Sementara itu, Singapura diproyeksikan menghadapi suhu maksimum rata-rata hingga 36,1 derajat Celsius dengan jumlah hari panas ekstrem meningkat lebih dari tiga kali lipat menjadi sekitar 85 hari per tahun.

Laporan tersebut mencatat gelombang panas di kawasan ASEAN kini meningkat dari dua hingga tiga kali per tahun pada awal 2000-an menjadi delapan hingga 12 kali per tahun dalam beberapa tahun terakhir. Setiap gelombang panas dapat berlangsung hingga empat minggu.

Para ahli menilai kondisi ini akan memicu tekanan besar terhadap sistem kesehatan, pasokan energi, infrastruktur air, hingga produktivitas ekonomi, terutama bagi kelompok rentan seperti pekerja luar ruangan dan masyarakat berpenghasilan rendah.

Di Bangkok, masalah diperparah oleh efek pulau panas perkotaan akibat dominasi beton dan aspal yang menyerap panas pada siang hari lalu melepaskannya kembali pada malam hari.

Data ADPC menunjukkan kawasan inti Bangkok memiliki suhu hingga 3 derajat Celsius lebih tinggi dibanding wilayah pinggiran kota. Distrik Samphanthawong, Pom Prap Sattru Phai, dan Bang Rak menjadi wilayah yang paling terdampak karena kepadatan bangunan dan minim ruang hijau.

 

Kerugian Ekonomi

Ilustrasi Bangkok. (dok. Waranont (Joe)/Unsplash)

Sekitar 1,3 juta pekerja luar ruangan di Bangkok dilaporkan mengalami penurunan produktivitas akibat panas ekstrem. Tanpa langkah adaptasi, kerugian ekonomi akibat panas dan kelembapan diperkirakan mencapai USD 15,6 miliar atau sekitar Rp252 triliun per tahun pada 2050.

Pemerintah kota mengakui perlunya penambahan ruang hijau sebagai solusi jangka panjang untuk menurunkan suhu perkotaan.
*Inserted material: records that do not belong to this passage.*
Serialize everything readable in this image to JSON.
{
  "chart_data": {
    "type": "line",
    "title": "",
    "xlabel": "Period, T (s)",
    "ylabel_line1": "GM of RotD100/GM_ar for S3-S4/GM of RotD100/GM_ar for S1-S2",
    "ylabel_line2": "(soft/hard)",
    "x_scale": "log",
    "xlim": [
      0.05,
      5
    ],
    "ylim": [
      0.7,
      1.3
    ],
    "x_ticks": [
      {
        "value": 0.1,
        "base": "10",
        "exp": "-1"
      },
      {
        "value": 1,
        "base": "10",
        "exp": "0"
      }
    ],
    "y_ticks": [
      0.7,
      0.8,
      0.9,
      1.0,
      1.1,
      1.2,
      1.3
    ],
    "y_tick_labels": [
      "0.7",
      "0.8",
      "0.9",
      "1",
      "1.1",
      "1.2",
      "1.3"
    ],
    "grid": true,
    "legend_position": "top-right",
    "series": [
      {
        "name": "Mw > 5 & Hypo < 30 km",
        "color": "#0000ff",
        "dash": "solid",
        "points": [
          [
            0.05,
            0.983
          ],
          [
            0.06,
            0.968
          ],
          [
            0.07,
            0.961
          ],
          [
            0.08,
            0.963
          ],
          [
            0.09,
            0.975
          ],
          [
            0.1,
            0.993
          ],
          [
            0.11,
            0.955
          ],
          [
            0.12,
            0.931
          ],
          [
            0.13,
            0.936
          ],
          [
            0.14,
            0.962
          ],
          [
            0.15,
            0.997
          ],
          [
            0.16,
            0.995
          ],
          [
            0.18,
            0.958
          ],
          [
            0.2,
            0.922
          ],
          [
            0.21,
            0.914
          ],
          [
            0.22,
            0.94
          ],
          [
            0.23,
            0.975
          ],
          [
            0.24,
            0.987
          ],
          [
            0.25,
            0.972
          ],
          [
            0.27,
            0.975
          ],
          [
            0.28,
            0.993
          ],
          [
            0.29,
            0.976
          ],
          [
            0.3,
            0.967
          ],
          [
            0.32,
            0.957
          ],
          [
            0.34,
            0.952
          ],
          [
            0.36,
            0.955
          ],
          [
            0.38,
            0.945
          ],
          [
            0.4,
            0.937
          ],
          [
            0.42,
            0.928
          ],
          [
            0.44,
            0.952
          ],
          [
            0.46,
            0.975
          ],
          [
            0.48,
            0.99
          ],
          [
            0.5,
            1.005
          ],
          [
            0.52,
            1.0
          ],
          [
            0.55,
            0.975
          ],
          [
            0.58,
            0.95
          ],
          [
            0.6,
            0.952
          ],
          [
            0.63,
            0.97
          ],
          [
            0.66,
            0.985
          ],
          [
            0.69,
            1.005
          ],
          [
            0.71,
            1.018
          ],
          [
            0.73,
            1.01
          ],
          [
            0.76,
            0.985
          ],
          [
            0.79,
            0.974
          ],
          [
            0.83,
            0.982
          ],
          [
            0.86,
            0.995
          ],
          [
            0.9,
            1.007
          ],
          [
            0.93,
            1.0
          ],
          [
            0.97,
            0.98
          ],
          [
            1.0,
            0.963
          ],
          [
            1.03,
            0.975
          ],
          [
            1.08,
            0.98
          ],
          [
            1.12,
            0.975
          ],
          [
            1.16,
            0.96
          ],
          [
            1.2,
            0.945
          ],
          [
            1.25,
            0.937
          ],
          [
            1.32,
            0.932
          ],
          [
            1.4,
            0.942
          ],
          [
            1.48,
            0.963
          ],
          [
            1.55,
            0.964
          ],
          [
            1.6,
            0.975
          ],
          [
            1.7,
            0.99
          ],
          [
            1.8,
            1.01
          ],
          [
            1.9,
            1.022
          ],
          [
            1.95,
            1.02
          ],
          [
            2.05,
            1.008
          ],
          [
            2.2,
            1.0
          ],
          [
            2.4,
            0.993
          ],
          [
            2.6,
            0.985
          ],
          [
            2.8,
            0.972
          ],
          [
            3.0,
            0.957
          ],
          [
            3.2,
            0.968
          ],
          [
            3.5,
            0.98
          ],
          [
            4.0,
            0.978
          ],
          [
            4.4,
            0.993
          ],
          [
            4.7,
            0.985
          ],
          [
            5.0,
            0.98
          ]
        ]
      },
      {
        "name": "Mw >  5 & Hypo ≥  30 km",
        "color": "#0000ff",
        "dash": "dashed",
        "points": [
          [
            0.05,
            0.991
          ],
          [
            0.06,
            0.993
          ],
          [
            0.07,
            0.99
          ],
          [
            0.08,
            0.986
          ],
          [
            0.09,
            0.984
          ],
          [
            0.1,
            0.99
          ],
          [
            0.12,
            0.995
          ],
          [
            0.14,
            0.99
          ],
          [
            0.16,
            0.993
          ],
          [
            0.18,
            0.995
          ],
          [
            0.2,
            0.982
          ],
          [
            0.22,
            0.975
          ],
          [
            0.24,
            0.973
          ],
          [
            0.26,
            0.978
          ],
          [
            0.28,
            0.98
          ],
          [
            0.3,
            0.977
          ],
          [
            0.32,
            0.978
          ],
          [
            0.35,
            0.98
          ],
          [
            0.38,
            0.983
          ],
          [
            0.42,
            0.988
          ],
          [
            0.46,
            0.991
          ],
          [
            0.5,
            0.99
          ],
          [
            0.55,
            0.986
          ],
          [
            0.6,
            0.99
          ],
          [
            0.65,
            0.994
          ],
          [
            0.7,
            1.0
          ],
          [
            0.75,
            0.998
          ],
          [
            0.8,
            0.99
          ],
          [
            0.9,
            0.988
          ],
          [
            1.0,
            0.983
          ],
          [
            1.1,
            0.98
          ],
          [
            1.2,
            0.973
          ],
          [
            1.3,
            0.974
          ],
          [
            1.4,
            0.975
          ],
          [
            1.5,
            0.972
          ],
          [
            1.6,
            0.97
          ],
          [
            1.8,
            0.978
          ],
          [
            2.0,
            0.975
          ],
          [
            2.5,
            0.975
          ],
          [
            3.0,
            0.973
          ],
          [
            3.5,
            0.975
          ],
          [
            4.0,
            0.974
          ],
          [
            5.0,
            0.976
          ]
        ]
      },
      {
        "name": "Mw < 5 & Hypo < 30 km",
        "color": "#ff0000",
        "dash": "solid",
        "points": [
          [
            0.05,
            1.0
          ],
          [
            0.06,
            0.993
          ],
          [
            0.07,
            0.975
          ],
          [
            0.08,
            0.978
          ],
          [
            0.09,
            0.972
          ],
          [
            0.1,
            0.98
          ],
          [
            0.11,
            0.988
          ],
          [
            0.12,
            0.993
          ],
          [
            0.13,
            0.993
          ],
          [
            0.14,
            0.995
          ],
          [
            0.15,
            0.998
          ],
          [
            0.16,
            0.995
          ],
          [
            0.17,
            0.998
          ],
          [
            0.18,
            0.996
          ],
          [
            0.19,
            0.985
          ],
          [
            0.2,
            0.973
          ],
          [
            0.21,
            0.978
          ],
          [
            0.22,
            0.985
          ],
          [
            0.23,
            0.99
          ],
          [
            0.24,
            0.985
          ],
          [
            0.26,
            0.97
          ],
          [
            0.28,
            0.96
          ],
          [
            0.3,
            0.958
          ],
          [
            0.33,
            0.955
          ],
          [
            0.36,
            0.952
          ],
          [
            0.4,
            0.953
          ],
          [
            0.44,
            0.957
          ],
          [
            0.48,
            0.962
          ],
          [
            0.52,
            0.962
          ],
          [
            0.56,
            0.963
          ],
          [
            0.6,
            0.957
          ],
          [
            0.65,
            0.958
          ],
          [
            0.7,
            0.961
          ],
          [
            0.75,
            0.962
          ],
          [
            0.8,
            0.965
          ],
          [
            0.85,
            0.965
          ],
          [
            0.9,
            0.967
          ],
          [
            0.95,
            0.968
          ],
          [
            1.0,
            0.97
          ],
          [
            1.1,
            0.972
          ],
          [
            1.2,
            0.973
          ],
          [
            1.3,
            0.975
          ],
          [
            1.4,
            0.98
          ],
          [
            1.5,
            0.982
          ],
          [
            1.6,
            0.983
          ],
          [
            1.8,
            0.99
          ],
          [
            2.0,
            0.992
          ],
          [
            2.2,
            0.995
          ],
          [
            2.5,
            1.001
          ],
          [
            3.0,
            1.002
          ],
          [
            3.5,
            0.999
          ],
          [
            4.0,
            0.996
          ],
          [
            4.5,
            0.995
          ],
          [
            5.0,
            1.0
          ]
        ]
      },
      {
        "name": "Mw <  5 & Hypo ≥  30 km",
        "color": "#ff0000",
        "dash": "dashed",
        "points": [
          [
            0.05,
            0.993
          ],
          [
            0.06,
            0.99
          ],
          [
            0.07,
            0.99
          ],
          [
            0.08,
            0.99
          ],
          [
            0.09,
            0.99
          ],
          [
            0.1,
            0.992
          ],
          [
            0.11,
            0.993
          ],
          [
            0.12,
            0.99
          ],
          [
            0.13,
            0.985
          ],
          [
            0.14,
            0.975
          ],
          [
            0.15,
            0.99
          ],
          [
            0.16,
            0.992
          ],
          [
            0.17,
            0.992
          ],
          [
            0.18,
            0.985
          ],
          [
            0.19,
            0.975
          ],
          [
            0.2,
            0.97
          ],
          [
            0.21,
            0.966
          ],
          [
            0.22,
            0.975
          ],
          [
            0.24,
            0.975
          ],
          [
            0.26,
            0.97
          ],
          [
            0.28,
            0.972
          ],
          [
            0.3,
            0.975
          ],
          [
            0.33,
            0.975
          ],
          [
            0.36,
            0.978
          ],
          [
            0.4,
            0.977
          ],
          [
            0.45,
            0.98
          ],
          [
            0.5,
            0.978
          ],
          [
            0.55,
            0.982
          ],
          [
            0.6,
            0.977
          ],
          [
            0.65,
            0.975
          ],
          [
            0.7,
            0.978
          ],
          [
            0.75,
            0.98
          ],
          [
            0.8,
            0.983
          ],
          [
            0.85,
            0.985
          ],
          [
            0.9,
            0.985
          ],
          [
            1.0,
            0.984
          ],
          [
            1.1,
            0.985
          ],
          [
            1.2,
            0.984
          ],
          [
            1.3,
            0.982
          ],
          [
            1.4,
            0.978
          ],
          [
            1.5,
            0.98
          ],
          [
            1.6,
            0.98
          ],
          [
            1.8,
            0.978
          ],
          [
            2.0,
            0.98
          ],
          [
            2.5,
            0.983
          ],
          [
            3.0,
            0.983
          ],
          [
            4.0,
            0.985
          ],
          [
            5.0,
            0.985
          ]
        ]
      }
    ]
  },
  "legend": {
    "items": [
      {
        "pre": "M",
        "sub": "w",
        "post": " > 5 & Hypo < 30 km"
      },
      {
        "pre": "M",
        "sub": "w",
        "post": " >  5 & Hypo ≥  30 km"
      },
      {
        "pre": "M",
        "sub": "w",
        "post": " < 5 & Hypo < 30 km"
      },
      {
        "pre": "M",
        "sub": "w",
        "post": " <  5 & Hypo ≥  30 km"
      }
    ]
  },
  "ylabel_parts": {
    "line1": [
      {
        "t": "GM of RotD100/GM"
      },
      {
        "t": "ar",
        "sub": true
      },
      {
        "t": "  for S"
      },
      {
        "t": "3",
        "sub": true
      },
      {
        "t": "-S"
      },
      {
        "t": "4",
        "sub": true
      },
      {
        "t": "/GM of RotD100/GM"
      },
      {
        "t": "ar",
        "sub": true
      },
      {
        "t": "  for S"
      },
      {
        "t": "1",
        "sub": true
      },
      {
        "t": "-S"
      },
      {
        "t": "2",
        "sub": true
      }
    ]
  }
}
“Dalam jangka panjang, kami perlu meningkatkan ruang hijau secara signifikan dan melindungi area hijau yang ada agar tidak tergantikan pembangunan beton,” kata penasihat keberlanjutan BMA, Pornphrom Vikitsreth.

Di sisi lain, meningkatnya penggunaan pendingin udara juga memicu kekhawatiran baru. Data pemerintah Thailand menunjukkan lebih dari separuh rumah tangga di Bangkok kini menggunakan AC, sementara studi global perusahaan Jepang Daikin mencatat warga Bangkok menggunakan pendingin udara rata-rata selama 10,4 bulan per tahun.

ACE menyebut kebutuhan pendinginan kini menjadi salah satu pendorong pertumbuhan konsumsi energi tercepat di kawasan ASEAN, yang berpotensi meningkatkan emisi karbon dan memperparah pemanasan global.